It appears to be safe to hold the anthracycline in patients with HER2-negative early breast cancer who are at intermediate-to-high genomic risk, results of a large randomized trial suggest.
Among both pre- and postmenopausal women with pathologic stage T1 to T4c with positive nodes or node-negative but high-risk early breast cancer, there were no significant differences in 5-year outcomes for patients treated with six cycles of docetaxel and cyclophosphamide (TC) or four cycles of epirubicin and cyclophosphamide followed by four cycles of docetaxel (EC-T), reported Ulrike Nitz, MD, from the West German Study Group in Mönchengladbach, Germany, and her colleagues in the.
Disease-free survival (DFS, the primary endpoint), distant recurrence-free interval (dRFI), and overall survival (OS) “were excellent and virtually identical in patients who received the anthracycline-containing or the anthracycline-free regimen. Subgroups that benefited from the anthracycline-containing regimen were not identified by interaction analysis, although a potentially clinically relevant benefit in particular (e.g., high-risk) subgroups cannot be ruled out,” they wrote. The report is in.
The investigators noted that anthracyclines are associated with increased risk for cardiac disease and hematologic malignancies, prompting investigators in other trials to consider anthracycline-free regimens.
“As the number of long-term survivors, elderly patients, and patients with preexisting cardiac risk factors increases, the toxicity profile becomes a more important discriminator in adjuvant treatment selection,” they wrote.
The investigators enrolled and randomized 2,449 women (median age 55, range 25-77 years) who had histologically confirmed, unilateral primary invasive breast cancer, adequate surgical treatment, and no evidence of metastatic disease. The patients all had HER2-negative disease, pT1 to pT4c, known hormone receptor status, and either pN+ or pN0 with one or more risk factors.
The intention-to-treat analysis included 1,227 patients assigned to EC-T and 1,222 assigned to TC in the efficacy population, and 1,167 and 1,178 patients, respectively, in the safety population.
After a median follow-up of 60 months, the 5-year DFS rate in the TC-treated group was 89.6%, compared with 89.9% in the EC-T–treated group. The estimated 5-year dRFI rates were 94.1% vs. 93.4%, and the estimated 5-year OS rates were 94.7% vs. 94.5%, respectively.
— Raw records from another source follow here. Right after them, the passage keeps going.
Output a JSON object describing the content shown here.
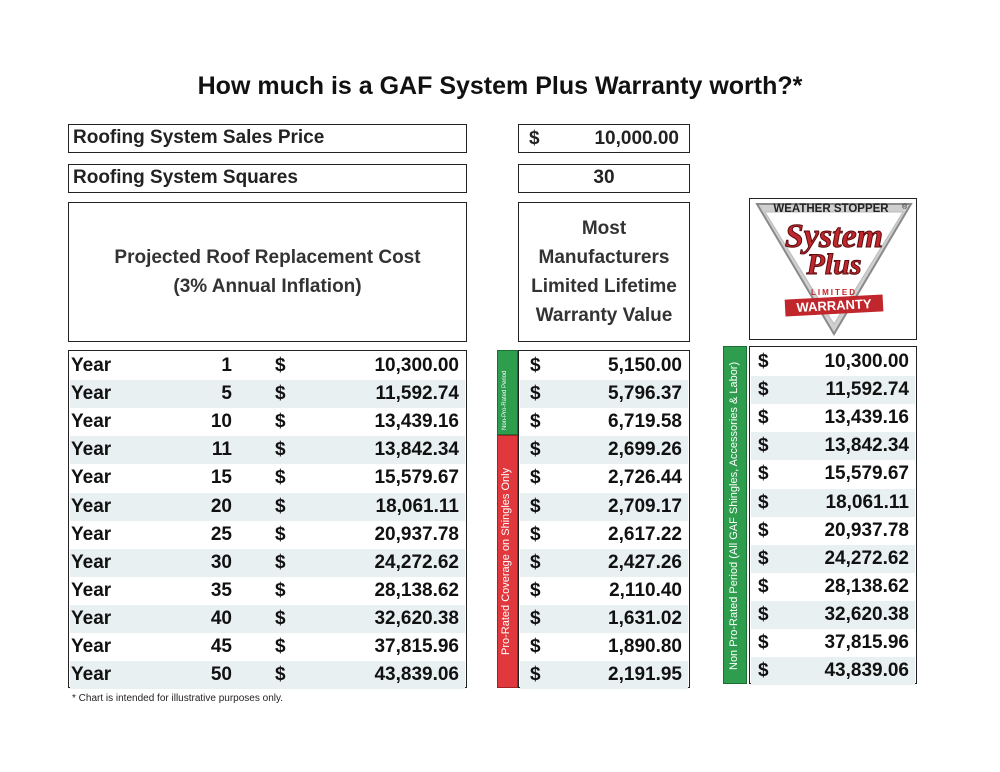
{
  "title": "How much is a GAF System Plus Warranty worth?*",
  "inputs": {
    "sales_price_label": "Roofing System Sales Price",
    "sales_price_currency": "$",
    "sales_price_value": "10,000.00",
    "squares_label": "Roofing System Squares",
    "squares_value": "30"
  },
  "headers": {
    "projected_line1": "Projected Roof Replacement Cost",
    "projected_line2": "(3% Annual Inflation)",
    "most_line1": "Most",
    "most_line2": "Manufacturers",
    "most_line3": "Limited Lifetime",
    "most_line4": "Warranty Value"
  },
  "logo": {
    "top_text": "WEATHER STOPPER",
    "reg_mark": "®",
    "brand_line1": "System",
    "brand_line2": "Plus",
    "limited_text": "LIMITED",
    "warranty_text": "WARRANTY"
  },
  "bars": {
    "non_prorated_short": "Non-Pro-Rated Period",
    "prorated": "Pro-Rated Coverage on Shingles Only",
    "non_prorated_long": "Non Pro-Rated Period (All GAF Shingles, Accessories & Labor)"
  },
  "colors": {
    "green": "#2e9e4e",
    "red": "#e0383c",
    "title_red": "#c0262b"
  },
  "currency": "$",
  "rows": [
    {
      "label": "Year",
      "year": "1",
      "projected": "10,300.00",
      "most": "5,150.00",
      "gaf": "10,300.00"
    },
    {
      "label": "Year",
      "year": "5",
      "projected": "11,592.74",
      "most": "5,796.37",
      "gaf": "11,592.74"
    },
    {
      "label": "Year",
      "year": "10",
      "projected": "13,439.16",
      "most": "6,719.58",
      "gaf": "13,439.16"
    },
    {
      "label": "Year",
      "year": "11",
      "projected": "13,842.34",
      "most": "2,699.26",
      "gaf": "13,842.34"
    },
    {
      "label": "Year",
      "year": "15",
      "projected": "15,579.67",
      "most": "2,726.44",
      "gaf": "15,579.67"
    },
    {
      "label": "Year",
      "year": "20",
      "projected": "18,061.11",
      "most": "2,709.17",
      "gaf": "18,061.11"
    },
    {
      "label": "Year",
      "year": "25",
      "projected": "20,937.78",
      "most": "2,617.22",
      "gaf": "20,937.78"
    },
    {
      "label": "Year",
      "year": "30",
      "projected": "24,272.62",
      "most": "2,427.26",
      "gaf": "24,272.62"
    },
    {
      "label": "Year",
      "year": "35",
      "projected": "28,138.62",
      "most": "2,110.40",
      "gaf": "28,138.62"
    },
    {
      "label": "Year",
      "year": "40",
      "projected": "32,620.38",
      "most": "1,631.02",
      "gaf": "32,620.38"
    },
    {
      "label": "Year",
      "year": "45",
      "projected": "37,815.96",
      "most": "1,890.80",
      "gaf": "37,815.96"
    },
    {
      "label": "Year",
      "year": "50",
      "projected": "43,839.06",
      "most": "2,191.95",
      "gaf": "43,839.06"
    }
  ],
  "footnote": "* Chart is intended for illustrative purposes only."
}
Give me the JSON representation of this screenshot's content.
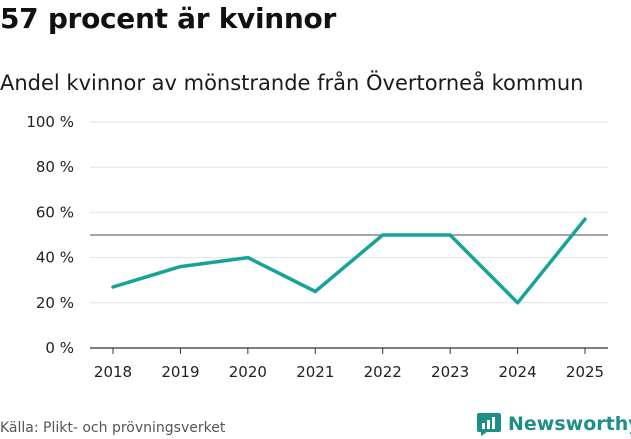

None of the comparisons were statistically significant.
There were five treatment-related deaths in the TC arm, (one each from urosepsis, Streptococcus septicemia, peritonitis/diverticulitis, Staphylococcus epidermidis septicemia, and pulmonary embolism), and one in the EC-T arm (from septicemia).
In an interim safety analysis, the rate of febrile neutropenia was 6.1% in the TC arm and 3.9% in the EC-T arm, leading to a recommendation for “generous” prophylaxis with granulocyte-colony stimulating factor, and ciprofloxacine for patients with a history of diverticulitis or chronic infectious GI disease, or expected duration of neutropenia greater than 1 week.
Rates of grade 3 or 4 leukopenia, neutropenia, nausea, vomiting, peripheral polyneuropathy, hand-foot syndrome, mucositis/stomatitis, arthralgia, myalgia, and fatigue were significantly higher among patients treated with EC-T. There were numerically more grade 3-4 infections and febrile neutropenia within the TC arm, but this trend did not reach statistical significance.
The investigators noted that the results of their trial provide the strongest evidence for patients with pathologic NO or N1 disease, and that the trial did not examine the question of dose-dense chemotherapy in patients with high-risk early breast cancer.
Genomic Health, Sanofi, and Amgen supported the study. Dr. Nitz and multiple coauthors disclosed financial relationships with these companies and others.